The current in the field or exciter coil creates an ac magnetic field that induces a voltage, not a current, in series with the pickup coil. This follows from Maxwell's equation or the law of magnetic induction. Current flows if there is a load on the coil, such as the coil capacitance or the loading caused by eddy currents in the cores, etc. (A so called current transformer is a tightly coupled transformer driven from a high impedance so that the current in the secondary is related to that in the primary by the turns ratio. The very loosely coupled situation here does not behave that way.)

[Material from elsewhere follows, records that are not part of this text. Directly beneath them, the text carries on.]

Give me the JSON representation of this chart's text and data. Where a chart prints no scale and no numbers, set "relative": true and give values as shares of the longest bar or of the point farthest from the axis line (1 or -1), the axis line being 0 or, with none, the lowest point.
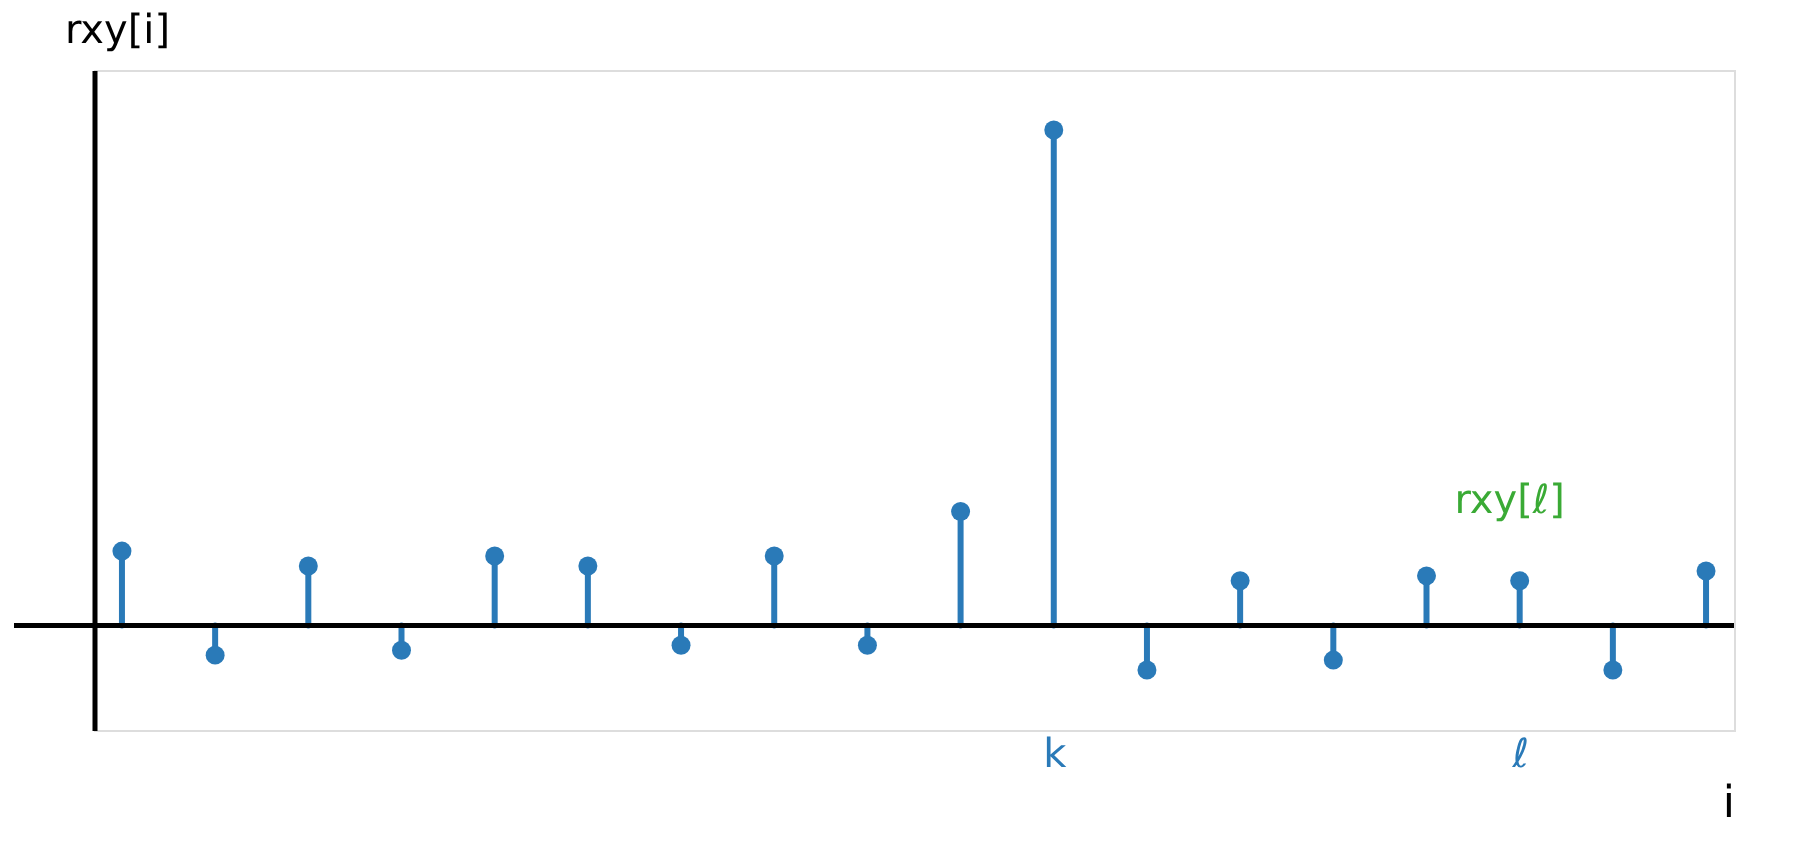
{
  "chart_data": {
    "type": "lollipop",
    "relative": true,
    "xlabel": "i",
    "ylabel": "rxy[i]",
    "tick_labels": "x",
    "grid": false,
    "marker": "circle",
    "categories": [
      null,
      null,
      null,
      null,
      null,
      null,
      null,
      null,
      null,
      null,
      "k",
      null,
      null,
      null,
      null,
      "ℓ",
      null,
      null
    ],
    "series": [
      {
        "color": "#2a7ab8",
        "values": [
          0.15,
          -0.06,
          0.12,
          -0.05,
          0.14,
          0.12,
          -0.04,
          0.14,
          -0.04,
          0.23,
          1,
          -0.09,
          0.09,
          -0.07,
          0.1,
          0.09,
          -0.09,
          0.11
        ]
      }
    ],
    "annotations": [
      {
        "text": "rxy[ℓ]",
        "x": "ℓ",
        "y": 0.09
      }
    ]
  }
}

You describe one way to make the current through the field coil independent of frequency: make the inductive reactance low compared to the dc resistance of the coil across the whole useful frequency range. A better way is to drive the coil with a current source, that is, a circuit with an output impedance much higher than the impedance of the coil at any useful frequency.
You describe one way to make the current through the field coil independent of frequency: make the inductive reactance low compared to the dc resistance of the coil across the whole useful frequency range. A better way is to drive the coil with a current source, that is, a circuit with an output impedance much higher than the impedance of the coil at any useful frequency.
Any pair of coupled coils can be descibed as a (non-ideal) transformer. And a transformer is able to transform voltage and current as well as Z,R,L,C. Loose coupling causes reduced voltages and deviations from the ideal turns ratio relations. But the principle works nevertheless.
The idea behind the method is to generate a frequency-independent current in the inductance part of the PU. Constant current through the inductance produces a voltage across the inductance rising linearly with frequency, just like in real PU operation, where the voltage is induced via dPhi/dt.
This constant current is the input test signal and must flow through the load consisting of DCR and capacitance. The output signal is the voltage developed across the capacitance/terminals.
The method is best descibed via the current transformer principle. And if done carefully it works just fine, as can be most easily seen by the straight horizontal line behaviour of the integrated output voltage. My explanations are in line with Lemme and Zollner.
Your are right, generating the constant current via the constant current driven field coil is nothing but a constant current source. And it could be replaced by an (active) wide band CCS if there were direct access to the inductance part of the PU, which is not.
Feeding a constant current to the (output) terminals of the PU inevitably yields the two-pole/two-terminal impedance response. This is different from the quadripole transfer response revealed by the descibed method.
I don't pretend, though, that the transfer response reveals information not available from the impedance response.